Retour à la réalité !

J'étais jusqu'à hier convaincu, mais mal informé, de l'existence en Belgique d'un droit à l'image très limité et je croyais très sincèrement que le droit à l'image était limité à l'usage commercial et publicitaire des photos de personnes.

D'ou le titre de ce billet, retour à la réalité et même dur retour à la réalité. En effet, j'ai découvert que la loi belge du 30 juin 1994 sur les droits d'auteur indique en son article 10 : "Ni l'auteur, ni le propriétaire d'un portrait, ni tout autre possesseur ou détenteur d'un portrait n'a le droit de le reproduire ou de le communiquer au public sans l'assentiment de la personne représentée ou celui de ses ayants droit pendant vingt ans à partir de son décès".

J'ai cherché un peu plus loin dans la jurisprudence et j'ai trouvé plusieurs fois la même information. J'ai pris un seul extrait :

Selon ce principe, l'autorisation de la personne photographiée doit être demandée. Cependant, pour les personnages publics et les personnes privées qui accèdent temporairement à la vie publique, cette autorisation est considérée comme implicite, pour autant que les images relative à la vie publique des personnes concernées soient publiées dans un contexte de couverture d'événements relevant de l'actualité.

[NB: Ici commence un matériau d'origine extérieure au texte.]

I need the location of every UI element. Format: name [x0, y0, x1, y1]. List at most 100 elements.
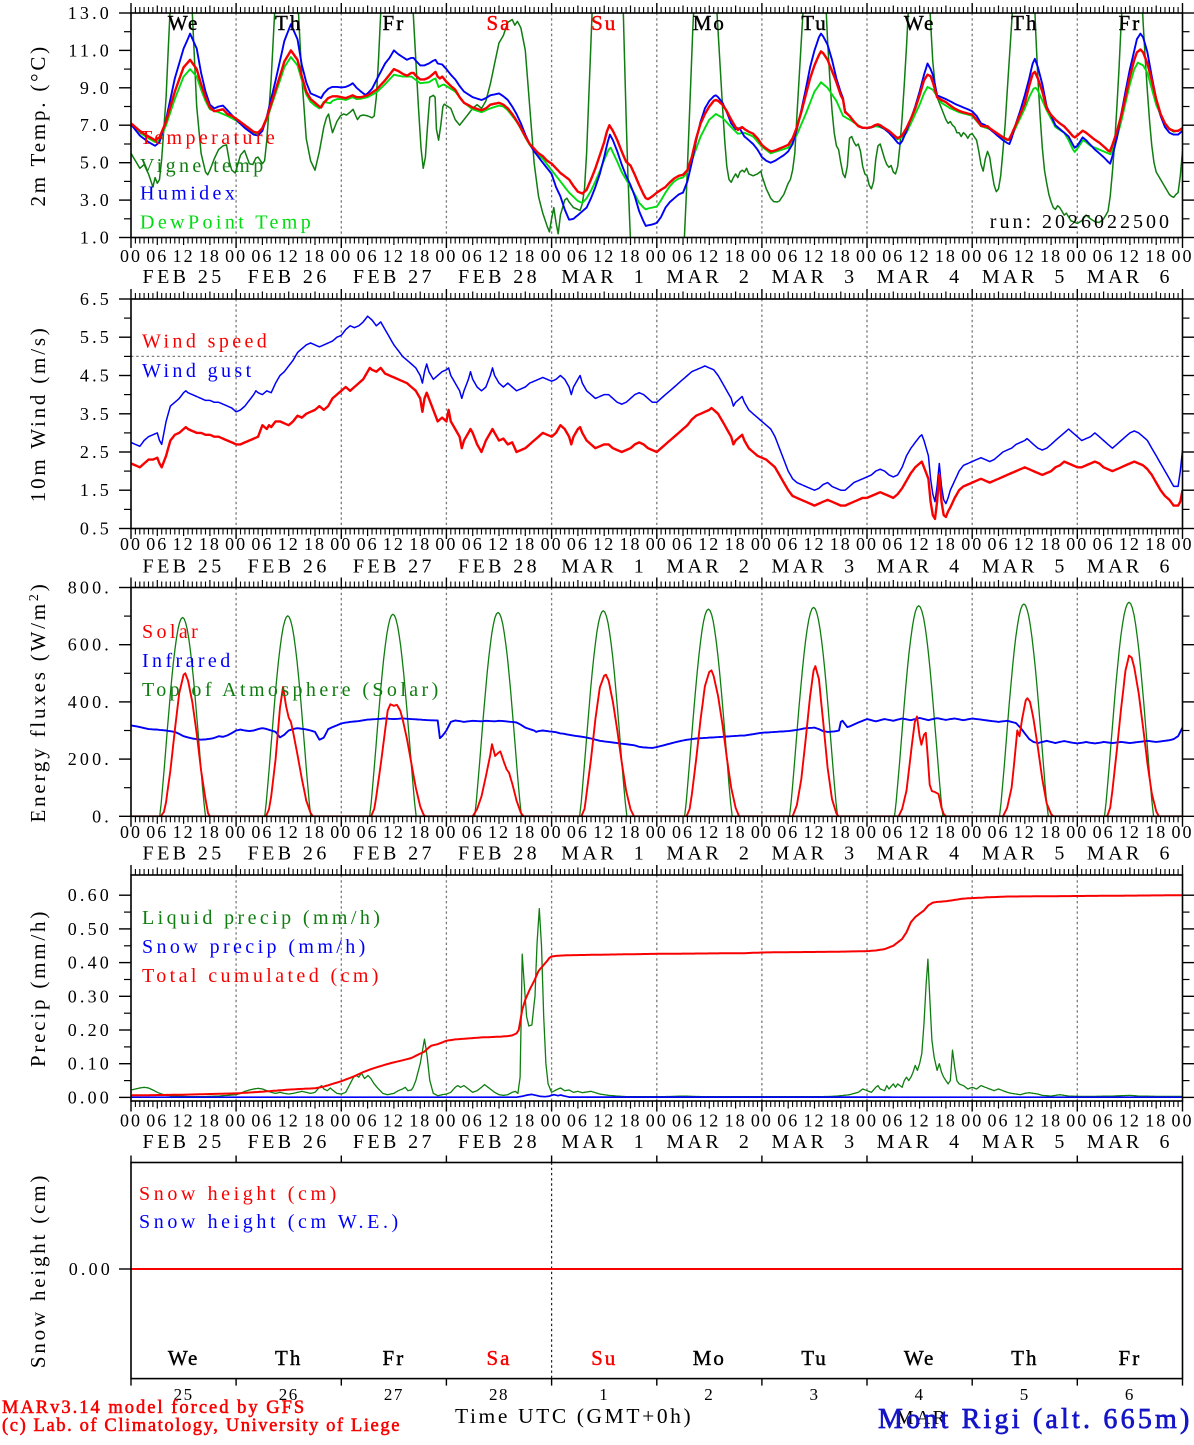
svg-text:FEB 26: FEB 26: [248, 556, 330, 578]
svg-text:MAR 5: MAR 5: [982, 556, 1068, 578]
svg-text:00: 00: [1066, 822, 1088, 842]
svg-text:DewPoint Temp: DewPoint Temp: [140, 212, 314, 234]
svg-text:Total cumulated (cm): Total cumulated (cm): [142, 965, 382, 987]
svg-text:12: 12: [173, 822, 195, 842]
svg-text:18: 18: [1040, 1111, 1062, 1131]
svg-text:MAR 2: MAR 2: [666, 266, 752, 288]
svg-text:Tu: Tu: [801, 11, 828, 35]
svg-text:FEB 26: FEB 26: [248, 1131, 330, 1153]
svg-text:18: 18: [830, 246, 852, 266]
svg-text:Su: Su: [591, 11, 617, 35]
svg-text:00: 00: [961, 534, 983, 554]
svg-text:00: 00: [435, 534, 457, 554]
svg-text:Th: Th: [275, 1346, 302, 1370]
svg-text:MAR 6: MAR 6: [1087, 1131, 1173, 1153]
svg-text:06: 06: [988, 246, 1010, 266]
svg-text:06: 06: [251, 822, 273, 842]
svg-text:Wind speed: Wind speed: [142, 331, 270, 353]
svg-text:12: 12: [1014, 1111, 1036, 1131]
svg-text:Snow height (cm): Snow height (cm): [139, 1183, 340, 1205]
svg-text:Liquid precip (mm/h): Liquid precip (mm/h): [142, 907, 383, 929]
svg-text:Humidex: Humidex: [140, 183, 238, 205]
svg-text:Time UTC (GMT+0h): Time UTC (GMT+0h): [455, 1404, 693, 1428]
svg-text:18: 18: [304, 246, 326, 266]
svg-text:00: 00: [120, 246, 142, 266]
svg-text:06: 06: [146, 1111, 168, 1131]
svg-text:06: 06: [462, 534, 484, 554]
svg-text:18: 18: [304, 822, 326, 842]
svg-text:25: 25: [174, 1385, 194, 1404]
svg-text:FEB 28: FEB 28: [458, 1131, 540, 1153]
svg-text:00: 00: [751, 822, 773, 842]
svg-text:7.0: 7.0: [80, 115, 112, 135]
svg-text:We: We: [168, 11, 199, 35]
svg-text:We: We: [168, 1346, 199, 1370]
svg-text:00: 00: [330, 246, 352, 266]
svg-text:MAR 3: MAR 3: [772, 556, 858, 578]
svg-text:MAR 1: MAR 1: [561, 1131, 647, 1153]
svg-text:18: 18: [514, 1111, 536, 1131]
svg-text:26: 26: [279, 1385, 299, 1404]
svg-text:Infrared: Infrared: [142, 650, 234, 672]
svg-text:18: 18: [620, 534, 642, 554]
svg-text:00: 00: [751, 246, 773, 266]
svg-text:FEB 28: FEB 28: [458, 843, 540, 865]
svg-text:18: 18: [935, 246, 957, 266]
svg-text:13.0: 13.0: [68, 3, 112, 23]
svg-text:06: 06: [357, 246, 379, 266]
svg-text:00: 00: [120, 822, 142, 842]
svg-text:12: 12: [804, 1111, 826, 1131]
svg-text:18: 18: [514, 246, 536, 266]
svg-text:12: 12: [804, 246, 826, 266]
svg-text:00: 00: [120, 1111, 142, 1131]
svg-text:06: 06: [357, 534, 379, 554]
svg-text:00: 00: [646, 1111, 668, 1131]
svg-text:06: 06: [462, 822, 484, 842]
svg-text:MAR 6: MAR 6: [1087, 843, 1173, 865]
svg-text:6: 6: [1125, 1385, 1135, 1404]
svg-text:MAR 4: MAR 4: [877, 1131, 963, 1153]
svg-text:06: 06: [1093, 534, 1115, 554]
svg-text:MAR 4: MAR 4: [877, 843, 963, 865]
svg-text:MAR 3: MAR 3: [772, 266, 858, 288]
svg-text:MAR 1: MAR 1: [561, 266, 647, 288]
svg-text:00: 00: [435, 822, 457, 842]
svg-text:00: 00: [225, 534, 247, 554]
svg-text:00: 00: [225, 822, 247, 842]
svg-text:12: 12: [1119, 534, 1141, 554]
svg-text:Energy fluxes (W/m2): Energy fluxes (W/m2): [26, 581, 50, 822]
svg-text:00: 00: [856, 822, 878, 842]
svg-text:18: 18: [935, 1111, 957, 1131]
svg-text:12: 12: [593, 1111, 615, 1131]
svg-text:12: 12: [698, 822, 720, 842]
svg-text:06: 06: [777, 1111, 799, 1131]
svg-text:18: 18: [1145, 1111, 1167, 1131]
svg-text:28: 28: [489, 1385, 509, 1404]
svg-text:12: 12: [909, 1111, 931, 1131]
svg-text:Mo: Mo: [693, 11, 726, 35]
svg-text:18: 18: [1145, 534, 1167, 554]
svg-text:FEB 27: FEB 27: [353, 1131, 435, 1153]
svg-text:Mo: Mo: [693, 1346, 726, 1370]
svg-text:06: 06: [251, 246, 273, 266]
svg-text:27: 27: [384, 1385, 404, 1404]
svg-text:Fr: Fr: [383, 1346, 406, 1370]
svg-text:00: 00: [856, 246, 878, 266]
svg-text:Th: Th: [1011, 1346, 1038, 1370]
svg-text:0.00: 0.00: [69, 1259, 113, 1279]
svg-text:0.30: 0.30: [68, 986, 112, 1006]
svg-text:Sa: Sa: [487, 11, 512, 35]
svg-text:Fr: Fr: [383, 11, 406, 35]
svg-text:00: 00: [435, 246, 457, 266]
svg-text:0.5: 0.5: [80, 519, 112, 539]
svg-text:run: 2026022500: run: 2026022500: [990, 211, 1172, 233]
svg-text:18: 18: [620, 246, 642, 266]
svg-text:Su: Su: [591, 1346, 617, 1370]
svg-text:12: 12: [383, 534, 405, 554]
svg-text:00: 00: [1172, 246, 1194, 266]
svg-text:2.5: 2.5: [80, 442, 112, 462]
svg-text:06: 06: [357, 1111, 379, 1131]
svg-text:200.: 200.: [68, 749, 112, 769]
svg-text:FEB 26: FEB 26: [248, 843, 330, 865]
svg-text:12: 12: [383, 246, 405, 266]
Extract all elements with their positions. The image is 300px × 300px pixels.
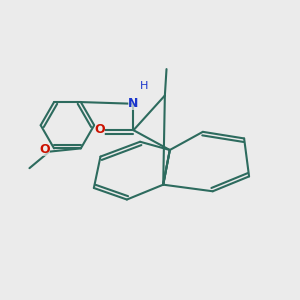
Text: O: O bbox=[95, 123, 105, 136]
Text: H: H bbox=[140, 81, 148, 91]
Text: N: N bbox=[128, 97, 139, 110]
Text: O: O bbox=[40, 143, 50, 156]
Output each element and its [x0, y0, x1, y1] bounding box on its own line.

Selon la jurisprudence, le consentement donné par une personne pour la réalisation d'une photo n'implique aucun consentement à la reproduction de son image ou à la communication de celle-ci au public. La jurisprudence affirme également qu'on ne peut présumer dans le chef de la personne qui a été photographiée une autorisation de disposer à toutes fins des clichés : un consentement exprès à la publication est requis.

Pour qu'une personne puisse évoquer le droit à l'image, il faut que la personne photographiée soit identifiable. Le droit à l'image ne s'applique pas à une personne photographiée de dos ou dans une foule.

source: http://www.elsene.irisnet.be/site/fr/01officiel/droitimage.htm

Donc je me trouve dans l'illégalité depuis plus d'un an en publiant des portraits "volés" et mon texte en exergue de Depardon qui était mon leitmotiv en photo est en pleine contradiction avec la loi.

Je ne vais pas renier ce que j'ai fait et je répète que je suis evidememnt prêt à retirer toute photo qu'une personne sujet de celle-ci souhaiterait voir disparaître.

Mais plus fondamentalement, cela remet en question ma pratique photographique, la photographie de mes contemporains dans la vie de tous les jours était ce qui me motivait le plus et je me vois assez mal aller trouver chacun d'eux et demander la signature d'une autorisation de publication.

Vous comprendrez que je sois perturbé et que j'ai besoin d'un peu de réflexion, mais aussi de vos commentaires pour alimenter celle-ci avant de prendre quelques décisions.

Et quoi qu'il arrive merci de votre soutien depuis plus d'un an.